Minacce di morte al figlio di Andrea Pirlo: cosa rischiano gli autori del reato?

Minacce di morte al figlio di Andrea Pirlo: cosa rischiano gli autori del reato?

Nicolò Pirlo, figlio dell’allenatore della Juventus, all’indomani del pareggio ottenuto dalla squadra allenata dal padre contro la fiorentina, ha voluto denunciare alcuni messaggi di minacce di morte ricevuti sui propri social network

Sembra non essere la prima volta che accade un episodio del genere e, anche per un certo senso di disperazione, la vittima dei messaggi di morte ha voluto denunciare pubblicamente l’accaduto. In queste ore, infatti, ne parlano tutti i maggiori quotidiani nazionali. Il messaggio che ha generato la necessità di esporre pubblica denuncia è stato recapitato nella posta privata del ragazzo e recitava testualmente “Devi morire insieme a tuo padre”. L’orario di ricezione del messaggio corrisponde alle 16:05 di domenica 25 aprile, momento in cui la Juventus perdeva per 1 – 0 contro la Fiorentina. Nel secondo tempo la Juventus, grazie a un gol di Morata, è riuscita ad agguantare un pari.

Nel denunciare pubblicamente l’episodio, Nicolò si è lasciato andare ad un lungo sfogo condiviso dal suo profilo instagram, tramite il quale ha dichiarato: “Io non sono una persona che giudica, non mi piace farlo, ognuno ha il diritto di poter dire ciò che vuole, sono io il primo a farlo e non vorrei mai che qualcuno mi togliesse la libertà di parola. I miei genitori mi hanno insegnato ad avere idee e soprattutto ascoltare quelle degli altri, ma credo che a tutto ci sia un limite e già da tempo questo limite è stato superato. Ho 17 anni e quotidianamente ricevo messaggi di questo genere, non perché io faccia qualcosa in particolare, ma perché sono il figlio di un allenatore, che probabilmente, come è giusto che sia, può non piacere. Questa sarebbe la mia colpa e la motivazione per la quale ogni giorno mi arrivano messaggi di augurata morte e insulti vari”. Infine l’invito ai lettori: “Vorrei chiedervi di mettervi per un solo secondo nei miei panni e chiedervi come vi sentireste”.

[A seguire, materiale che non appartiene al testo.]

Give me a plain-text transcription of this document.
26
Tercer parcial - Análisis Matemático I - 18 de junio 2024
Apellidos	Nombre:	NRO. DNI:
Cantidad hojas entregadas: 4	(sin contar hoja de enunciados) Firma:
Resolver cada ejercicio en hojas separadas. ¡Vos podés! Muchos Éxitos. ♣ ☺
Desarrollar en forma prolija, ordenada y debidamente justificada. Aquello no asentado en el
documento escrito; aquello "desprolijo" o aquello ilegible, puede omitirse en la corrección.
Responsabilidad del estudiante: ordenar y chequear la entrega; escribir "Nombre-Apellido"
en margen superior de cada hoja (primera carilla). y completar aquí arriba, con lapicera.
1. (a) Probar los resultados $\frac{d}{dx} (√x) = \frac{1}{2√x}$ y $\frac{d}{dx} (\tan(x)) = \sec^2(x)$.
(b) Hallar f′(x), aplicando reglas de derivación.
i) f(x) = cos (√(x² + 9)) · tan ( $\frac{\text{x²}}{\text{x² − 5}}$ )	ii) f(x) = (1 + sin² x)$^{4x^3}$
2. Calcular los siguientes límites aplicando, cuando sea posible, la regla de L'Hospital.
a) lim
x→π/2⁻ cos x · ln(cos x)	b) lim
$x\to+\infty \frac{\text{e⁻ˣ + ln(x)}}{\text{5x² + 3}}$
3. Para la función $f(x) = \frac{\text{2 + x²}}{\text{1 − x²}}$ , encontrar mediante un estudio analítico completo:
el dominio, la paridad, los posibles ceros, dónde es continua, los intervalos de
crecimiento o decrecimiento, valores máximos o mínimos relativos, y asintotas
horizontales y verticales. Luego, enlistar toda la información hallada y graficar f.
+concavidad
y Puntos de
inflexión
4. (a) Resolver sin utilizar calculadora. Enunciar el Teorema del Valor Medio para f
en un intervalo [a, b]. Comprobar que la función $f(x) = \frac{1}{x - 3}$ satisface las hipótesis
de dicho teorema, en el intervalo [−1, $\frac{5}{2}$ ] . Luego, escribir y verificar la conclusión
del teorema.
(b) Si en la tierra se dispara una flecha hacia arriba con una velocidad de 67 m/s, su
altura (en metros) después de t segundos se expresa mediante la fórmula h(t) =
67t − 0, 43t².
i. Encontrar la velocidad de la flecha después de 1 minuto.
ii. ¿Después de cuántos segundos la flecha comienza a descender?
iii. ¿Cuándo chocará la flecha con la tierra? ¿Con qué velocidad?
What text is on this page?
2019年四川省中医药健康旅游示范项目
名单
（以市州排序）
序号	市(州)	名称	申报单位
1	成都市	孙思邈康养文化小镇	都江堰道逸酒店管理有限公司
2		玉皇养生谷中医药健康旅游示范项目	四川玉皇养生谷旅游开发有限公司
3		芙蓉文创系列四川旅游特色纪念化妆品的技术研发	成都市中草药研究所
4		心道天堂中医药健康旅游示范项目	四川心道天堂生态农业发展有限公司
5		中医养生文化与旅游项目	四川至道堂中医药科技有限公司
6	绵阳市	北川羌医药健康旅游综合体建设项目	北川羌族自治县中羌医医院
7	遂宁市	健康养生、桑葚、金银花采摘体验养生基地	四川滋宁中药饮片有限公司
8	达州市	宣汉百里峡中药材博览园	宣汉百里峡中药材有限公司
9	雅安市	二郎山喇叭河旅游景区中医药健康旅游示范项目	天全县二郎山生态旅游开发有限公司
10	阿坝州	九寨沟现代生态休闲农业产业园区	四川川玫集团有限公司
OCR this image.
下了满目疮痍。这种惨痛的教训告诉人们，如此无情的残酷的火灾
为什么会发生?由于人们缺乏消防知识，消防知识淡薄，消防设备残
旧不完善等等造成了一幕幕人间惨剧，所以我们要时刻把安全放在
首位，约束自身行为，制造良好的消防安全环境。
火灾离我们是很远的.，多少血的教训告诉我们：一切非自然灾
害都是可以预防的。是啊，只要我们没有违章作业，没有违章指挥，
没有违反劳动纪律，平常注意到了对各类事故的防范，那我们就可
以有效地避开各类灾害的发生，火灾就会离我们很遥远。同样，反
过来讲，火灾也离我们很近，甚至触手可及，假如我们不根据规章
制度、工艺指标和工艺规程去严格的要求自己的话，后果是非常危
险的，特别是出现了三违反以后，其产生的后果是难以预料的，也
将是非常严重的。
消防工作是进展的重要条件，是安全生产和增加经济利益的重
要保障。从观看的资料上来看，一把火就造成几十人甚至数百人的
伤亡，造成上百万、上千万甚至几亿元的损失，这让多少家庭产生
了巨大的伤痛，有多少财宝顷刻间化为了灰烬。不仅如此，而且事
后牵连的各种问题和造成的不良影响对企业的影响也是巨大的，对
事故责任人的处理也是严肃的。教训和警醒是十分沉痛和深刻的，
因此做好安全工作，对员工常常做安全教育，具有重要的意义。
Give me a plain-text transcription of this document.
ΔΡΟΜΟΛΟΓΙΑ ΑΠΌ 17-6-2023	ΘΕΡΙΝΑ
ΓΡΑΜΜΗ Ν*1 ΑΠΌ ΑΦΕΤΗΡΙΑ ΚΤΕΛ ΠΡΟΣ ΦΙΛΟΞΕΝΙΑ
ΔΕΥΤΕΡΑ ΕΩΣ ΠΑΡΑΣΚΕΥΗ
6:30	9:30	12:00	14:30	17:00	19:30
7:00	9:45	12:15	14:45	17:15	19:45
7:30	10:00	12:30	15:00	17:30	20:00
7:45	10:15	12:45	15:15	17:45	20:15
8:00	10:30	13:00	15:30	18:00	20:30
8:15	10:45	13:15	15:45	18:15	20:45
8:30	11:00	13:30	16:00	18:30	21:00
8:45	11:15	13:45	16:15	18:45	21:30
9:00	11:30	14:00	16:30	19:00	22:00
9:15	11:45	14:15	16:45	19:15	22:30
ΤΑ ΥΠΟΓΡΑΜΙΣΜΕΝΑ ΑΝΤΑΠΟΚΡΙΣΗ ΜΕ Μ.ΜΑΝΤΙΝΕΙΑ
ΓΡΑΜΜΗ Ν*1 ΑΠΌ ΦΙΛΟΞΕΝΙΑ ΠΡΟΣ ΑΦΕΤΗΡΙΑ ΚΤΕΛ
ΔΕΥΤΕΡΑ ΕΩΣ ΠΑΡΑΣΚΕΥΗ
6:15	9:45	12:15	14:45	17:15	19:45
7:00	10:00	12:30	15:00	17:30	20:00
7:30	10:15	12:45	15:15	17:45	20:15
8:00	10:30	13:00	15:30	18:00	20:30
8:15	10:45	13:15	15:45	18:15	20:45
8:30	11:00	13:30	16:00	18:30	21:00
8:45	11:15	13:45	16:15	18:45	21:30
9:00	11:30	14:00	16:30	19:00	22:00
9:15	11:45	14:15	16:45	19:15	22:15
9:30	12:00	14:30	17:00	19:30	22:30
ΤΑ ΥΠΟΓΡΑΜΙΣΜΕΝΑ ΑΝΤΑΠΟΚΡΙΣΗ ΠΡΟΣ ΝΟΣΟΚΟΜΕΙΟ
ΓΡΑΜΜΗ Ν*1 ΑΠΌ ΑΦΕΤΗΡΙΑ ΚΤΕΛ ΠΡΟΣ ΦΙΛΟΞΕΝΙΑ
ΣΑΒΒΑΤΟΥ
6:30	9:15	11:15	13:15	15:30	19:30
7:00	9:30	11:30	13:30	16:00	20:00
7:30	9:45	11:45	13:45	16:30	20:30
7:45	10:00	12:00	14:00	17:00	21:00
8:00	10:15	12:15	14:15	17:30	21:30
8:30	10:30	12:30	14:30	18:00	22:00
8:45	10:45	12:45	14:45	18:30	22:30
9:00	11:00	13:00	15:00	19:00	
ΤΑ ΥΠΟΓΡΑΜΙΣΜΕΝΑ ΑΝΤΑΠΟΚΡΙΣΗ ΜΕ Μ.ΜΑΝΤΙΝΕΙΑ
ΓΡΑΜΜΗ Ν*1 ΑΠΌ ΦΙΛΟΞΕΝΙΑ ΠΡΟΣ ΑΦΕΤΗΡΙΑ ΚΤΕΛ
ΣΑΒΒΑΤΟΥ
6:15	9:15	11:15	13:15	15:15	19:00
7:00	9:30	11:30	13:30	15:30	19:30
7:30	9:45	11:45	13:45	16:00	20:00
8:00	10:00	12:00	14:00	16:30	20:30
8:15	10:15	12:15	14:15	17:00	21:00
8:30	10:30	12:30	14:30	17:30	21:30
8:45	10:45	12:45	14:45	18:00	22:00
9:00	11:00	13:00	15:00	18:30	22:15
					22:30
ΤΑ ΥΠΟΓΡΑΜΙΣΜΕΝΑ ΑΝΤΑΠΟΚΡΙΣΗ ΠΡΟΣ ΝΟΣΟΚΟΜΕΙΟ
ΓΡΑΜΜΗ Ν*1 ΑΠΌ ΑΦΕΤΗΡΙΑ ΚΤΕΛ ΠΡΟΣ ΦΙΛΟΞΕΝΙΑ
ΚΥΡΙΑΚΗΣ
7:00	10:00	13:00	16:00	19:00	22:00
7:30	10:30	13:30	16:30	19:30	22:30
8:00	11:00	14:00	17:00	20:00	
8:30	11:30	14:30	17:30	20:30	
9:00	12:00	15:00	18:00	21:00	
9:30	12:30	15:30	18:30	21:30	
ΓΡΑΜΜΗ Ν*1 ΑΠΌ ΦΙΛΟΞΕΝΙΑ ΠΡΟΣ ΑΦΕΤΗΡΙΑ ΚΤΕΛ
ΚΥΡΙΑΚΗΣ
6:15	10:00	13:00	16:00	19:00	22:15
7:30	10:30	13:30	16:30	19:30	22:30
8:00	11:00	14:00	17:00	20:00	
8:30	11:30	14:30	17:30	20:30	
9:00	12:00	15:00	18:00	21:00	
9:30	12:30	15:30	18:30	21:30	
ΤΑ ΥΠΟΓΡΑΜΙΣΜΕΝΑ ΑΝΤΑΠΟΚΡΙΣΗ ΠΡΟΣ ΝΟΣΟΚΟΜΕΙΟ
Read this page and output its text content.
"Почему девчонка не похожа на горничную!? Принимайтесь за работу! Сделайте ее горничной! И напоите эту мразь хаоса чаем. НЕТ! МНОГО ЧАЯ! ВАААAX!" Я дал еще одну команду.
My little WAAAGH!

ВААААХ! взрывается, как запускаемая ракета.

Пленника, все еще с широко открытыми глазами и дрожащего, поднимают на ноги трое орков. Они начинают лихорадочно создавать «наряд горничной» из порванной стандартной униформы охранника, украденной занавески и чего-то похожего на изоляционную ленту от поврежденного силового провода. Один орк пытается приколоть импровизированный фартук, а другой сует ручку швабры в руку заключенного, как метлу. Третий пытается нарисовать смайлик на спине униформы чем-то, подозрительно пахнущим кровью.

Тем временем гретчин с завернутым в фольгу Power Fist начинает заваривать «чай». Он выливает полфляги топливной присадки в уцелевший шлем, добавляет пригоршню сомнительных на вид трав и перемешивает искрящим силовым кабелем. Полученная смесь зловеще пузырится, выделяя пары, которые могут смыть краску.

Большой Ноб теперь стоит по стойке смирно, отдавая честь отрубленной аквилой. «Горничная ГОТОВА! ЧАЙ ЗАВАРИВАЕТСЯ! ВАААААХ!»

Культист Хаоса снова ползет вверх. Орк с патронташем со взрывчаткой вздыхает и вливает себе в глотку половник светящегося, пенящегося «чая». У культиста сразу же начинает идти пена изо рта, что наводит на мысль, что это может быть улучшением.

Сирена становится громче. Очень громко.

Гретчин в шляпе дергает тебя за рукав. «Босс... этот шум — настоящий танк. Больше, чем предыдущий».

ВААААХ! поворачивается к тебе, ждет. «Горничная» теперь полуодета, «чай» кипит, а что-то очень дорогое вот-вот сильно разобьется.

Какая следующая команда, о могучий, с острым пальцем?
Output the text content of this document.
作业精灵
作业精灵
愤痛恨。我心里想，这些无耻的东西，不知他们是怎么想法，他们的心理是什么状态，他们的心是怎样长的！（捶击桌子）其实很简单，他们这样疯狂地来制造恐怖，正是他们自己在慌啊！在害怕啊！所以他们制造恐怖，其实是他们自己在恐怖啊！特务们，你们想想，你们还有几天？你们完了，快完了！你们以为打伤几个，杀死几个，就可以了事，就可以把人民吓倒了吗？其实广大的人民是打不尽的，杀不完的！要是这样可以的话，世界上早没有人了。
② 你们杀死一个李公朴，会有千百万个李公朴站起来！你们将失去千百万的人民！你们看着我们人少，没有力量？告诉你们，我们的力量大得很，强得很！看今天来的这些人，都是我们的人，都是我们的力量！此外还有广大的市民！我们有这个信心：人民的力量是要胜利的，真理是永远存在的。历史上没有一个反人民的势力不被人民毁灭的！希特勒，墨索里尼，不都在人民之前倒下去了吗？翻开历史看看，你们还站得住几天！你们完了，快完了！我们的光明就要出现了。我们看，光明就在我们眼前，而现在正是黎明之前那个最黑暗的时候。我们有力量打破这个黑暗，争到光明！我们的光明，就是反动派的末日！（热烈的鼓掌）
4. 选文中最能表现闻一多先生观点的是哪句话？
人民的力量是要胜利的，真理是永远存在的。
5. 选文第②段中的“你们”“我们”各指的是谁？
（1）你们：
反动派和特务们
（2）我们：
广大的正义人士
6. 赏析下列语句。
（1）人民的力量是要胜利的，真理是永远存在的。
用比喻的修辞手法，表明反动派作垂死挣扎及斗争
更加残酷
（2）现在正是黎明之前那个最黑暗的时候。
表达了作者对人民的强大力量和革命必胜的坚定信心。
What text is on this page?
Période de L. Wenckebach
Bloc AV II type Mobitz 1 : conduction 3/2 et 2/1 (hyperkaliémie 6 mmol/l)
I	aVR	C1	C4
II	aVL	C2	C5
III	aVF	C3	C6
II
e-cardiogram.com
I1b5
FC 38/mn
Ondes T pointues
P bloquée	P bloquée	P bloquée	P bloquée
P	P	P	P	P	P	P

Parole che pesano come macigni sulla coscienza di una società che ad oggi risulta essere ancora un po’ troppo distratta sull’utilizzo improprio dei social network da parte degli utenti.

Ma a quali rischi di carattere penale vanno incontro gli autori di questi messaggi di minacce o di augurata morte?

In realtà la sola minaccia di morte, senza alcuna ulteriore condotta che concretamente lasci presagire la volontà di uccidere altro individuo è già di per se punibile. Ai sensi dell’articolo 612 del codice penale, infatti, chiunque minaccia ad altri un ingiusto danno è punito con multa fino a 1.032 euro; inoltre, in caso di minaccia grave è prevista la pena della reclusione fino a un anno.

Alla condanna in sede penale per il reato di minaccia, può seguire anche una condanna al risarcimento del danno non patrimoniale in sede civile. Infatti, ai sensi del disposto dell’ art. 185 del codice penale, ogni reato che abbia cagionato un danno patrimoniale o non patrimoniale, obbliga al risarcimento il colpevole e le persone che, a norma delle leggi civili debbano risponderne.

Chiaramente la valutazione circa l’opportunità di un risarcimento del danno non patrimoniale è rimessa al giudice, ma a giudicare dallo stato d’animo evocato tramite il proprio profilo social, da parte della vittima, pare plausibile una condanna anche in tal senso.

Purtroppo, l’utilizzo improprio dei social network è questione molto diffusa. Sul punto l’intervento delle varie autorità diventa sempre più frequente, ma ancora insufficiente. Come riportato dall’autorevole sito del settore informatico Key4biz.it, se si considera anche il reato di diffamazione, che può essere commesso anche tramite i social network, i numeri raggiungono cifre spaventose.

Le minacce indirizzate a Nicolò, sono da condannare nella maniera più assoluta e, quel che di positivo si potrebbe raccogliere da questa spiacevole vicenda è che, grazie alla risonanza mediatica di questo caso, le istituzioni considerino l’opportunità di introdurre attività di sensibilizzazione e prevenzione sul tema, magari mettendo a conoscenza i fruitori della varie piattaforme social dei rischi a cui in concreto si va incontro se inoltra un messaggio di minaccia di morte, diffamatorio (con l’utilizzo della bacheca) o intimidatorio.